Единственное, чего хотелось сейчас Марусе – напиться. Мокрая одежда и продолговатые потоки ветра заставляли не по-доброму вспоминать конструктора чудесной лодки за то, что тот не предусмотрел в ней сушку для любителей купаться в одежде. Полыхающий лес на том берегу стал форменным издевательством, когда они устали стучать зубами от холода. Синюшные дрожащие губы девушки непроизвольно вызывали раздражение, неудовлетворённость собой. Стоило ли выбираться из огня, удирать от чудовища, лететь со скалы, чтобы затем подхватить банальное воспаление лёгких? Молчун попытался разжечь огонь выуженной из холодно-липкого кармана зажигалкой, но та, наглотавшись воды, лишь всхлипывала брызгами тусклых искр. Стерев палец об кремень, он, наконец, вырвал из зажигалки слабое пламя, которое почему-то отказывалось есть в спешке наломанные ветки, не говоря о лежалой хвое.

Маруся виновато улыбалась, разглядывая комедийные попытки разжечь костёр. Едва осознав, что жива, она получила всё к этому прилагающееся – холод, в том числе. Жёсткая мокрая кофта царапала тело, и сознание мутнело, замерзая. Она давно знала, что надо сделать, пока Молчун возился с зажигалкой, попутно сдирая с себя штаны, но знание и желание шли параллельно друг от друга.
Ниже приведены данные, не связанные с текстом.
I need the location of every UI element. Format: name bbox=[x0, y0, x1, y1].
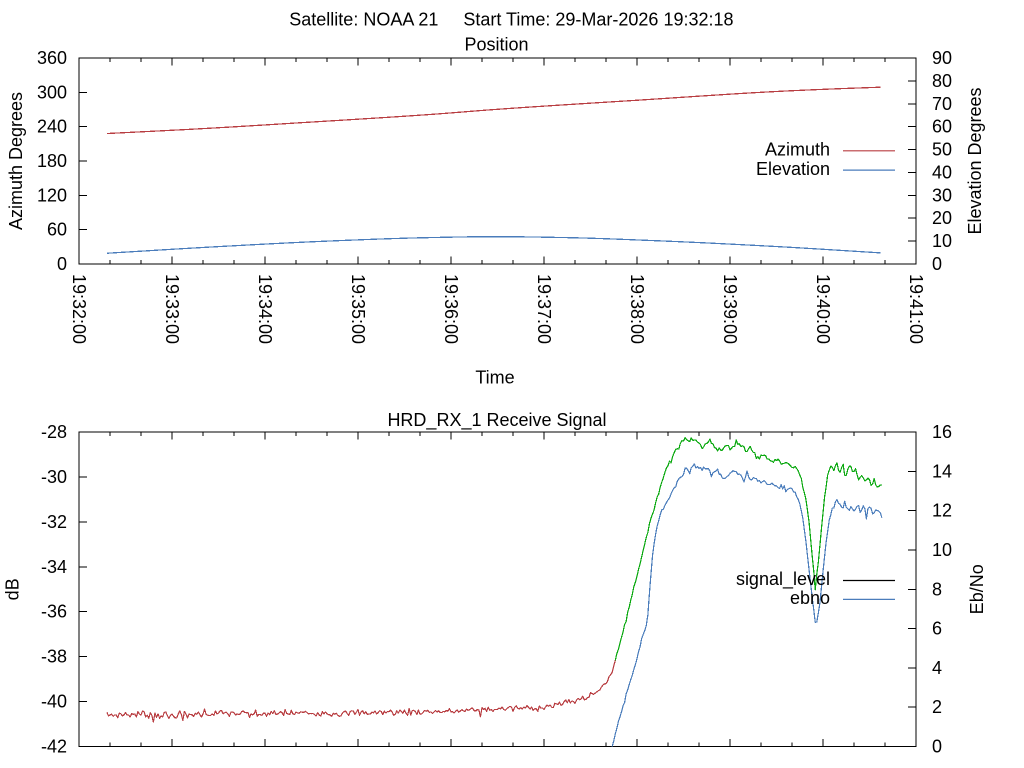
svg-text:50: 50 bbox=[932, 140, 952, 160]
svg-text:-42: -42 bbox=[41, 737, 67, 757]
svg-text:40: 40 bbox=[932, 162, 952, 182]
svg-text:10: 10 bbox=[932, 231, 952, 251]
svg-text:70: 70 bbox=[932, 94, 952, 114]
svg-text:Azimuth Degrees: Azimuth Degrees bbox=[6, 92, 26, 230]
svg-text:-30: -30 bbox=[41, 467, 67, 487]
svg-text:signal_level: signal_level bbox=[736, 569, 830, 590]
svg-text:180: 180 bbox=[37, 151, 67, 171]
svg-text:-36: -36 bbox=[41, 602, 67, 622]
svg-text:-38: -38 bbox=[41, 647, 67, 667]
svg-text:300: 300 bbox=[37, 82, 67, 102]
svg-text:19:38:00: 19:38:00 bbox=[627, 274, 647, 344]
svg-text:16: 16 bbox=[932, 422, 952, 442]
svg-text:20: 20 bbox=[932, 208, 952, 228]
svg-text:-34: -34 bbox=[41, 557, 67, 577]
svg-text:19:32:00: 19:32:00 bbox=[69, 274, 89, 344]
svg-text:Time: Time bbox=[475, 368, 514, 388]
svg-text:0: 0 bbox=[932, 254, 942, 274]
svg-text:14: 14 bbox=[932, 461, 952, 481]
svg-text:10: 10 bbox=[932, 540, 952, 560]
svg-text:360: 360 bbox=[37, 48, 67, 68]
svg-text:80: 80 bbox=[932, 71, 952, 91]
svg-text:dB: dB bbox=[3, 578, 23, 600]
svg-text:19:39:00: 19:39:00 bbox=[720, 274, 740, 344]
svg-text:12: 12 bbox=[932, 501, 952, 521]
svg-text:19:35:00: 19:35:00 bbox=[348, 274, 368, 344]
svg-text:19:36:00: 19:36:00 bbox=[441, 274, 461, 344]
svg-text:19:37:00: 19:37:00 bbox=[534, 274, 554, 344]
svg-text:120: 120 bbox=[37, 185, 67, 205]
svg-text:Satellite: NOAA 21 Start T: Satellite: NOAA 21 Start Time: 29-Mar-20… bbox=[289, 10, 733, 30]
svg-text:240: 240 bbox=[37, 117, 67, 137]
svg-text:-32: -32 bbox=[41, 512, 67, 532]
svg-text:6: 6 bbox=[932, 619, 942, 639]
svg-text:19:40:00: 19:40:00 bbox=[813, 274, 833, 344]
svg-text:19:41:00: 19:41:00 bbox=[906, 274, 926, 344]
svg-text:Azimuth: Azimuth bbox=[765, 140, 830, 160]
svg-text:-28: -28 bbox=[41, 422, 67, 442]
svg-text:ebno: ebno bbox=[790, 588, 830, 608]
svg-text:90: 90 bbox=[932, 48, 952, 68]
svg-text:2: 2 bbox=[932, 697, 942, 717]
svg-text:19:34:00: 19:34:00 bbox=[255, 274, 275, 344]
svg-text:0: 0 bbox=[932, 737, 942, 757]
svg-text:0: 0 bbox=[57, 254, 67, 274]
svg-text:4: 4 bbox=[932, 658, 942, 678]
svg-text:Eb/No: Eb/No bbox=[967, 564, 987, 614]
svg-text:19:33:00: 19:33:00 bbox=[162, 274, 182, 344]
svg-text:60: 60 bbox=[47, 220, 67, 240]
svg-text:HRD_RX_1 Receive Signal: HRD_RX_1 Receive Signal bbox=[387, 410, 606, 431]
svg-text:60: 60 bbox=[932, 117, 952, 137]
svg-text:30: 30 bbox=[932, 185, 952, 205]
svg-text:8: 8 bbox=[932, 579, 942, 599]
svg-text:Position: Position bbox=[464, 35, 528, 55]
svg-text:Elevation Degrees: Elevation Degrees bbox=[965, 87, 985, 234]
svg-text:Elevation: Elevation bbox=[756, 159, 830, 179]
svg-text:-40: -40 bbox=[41, 692, 67, 712]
Только вид ругающегося, суетящегося Молчуна, освободившегося от одежды, в мокрых трусах, колдующего над кучкой сломанных веток постепенно рассмешил настолько, что руки, наконец-то, захотели повиноваться. Она заставила их попытаться снять кофту.

Ещё зашивая в полутёмной избушке разорванные трусики, она невольно улыбнулась над природой, наградившей женщин хорошим сейфом. Всунутая меж грудей трубочка денег, почему-то не прихваченных зэками, конечно, промокла. Но не совсем. В центре её осталось несколько годных купюр, к которым влага забраться не успела, хотя остальные нуждались в продолжительной сушке. Но Маруся не была уверена, что захочет сушить эти деньги сейчас или когда-нибудь ещё. Присвистывая в стучащие зубы, обнажив бюст, она извлекла из лифчика трубочку аванса, вынула из середины относительно сухие купюры, а остальные, липко-мятые, просто выбросила на волю ветра. Тот покатил мокрые бумажки, расклеивая их по тайге.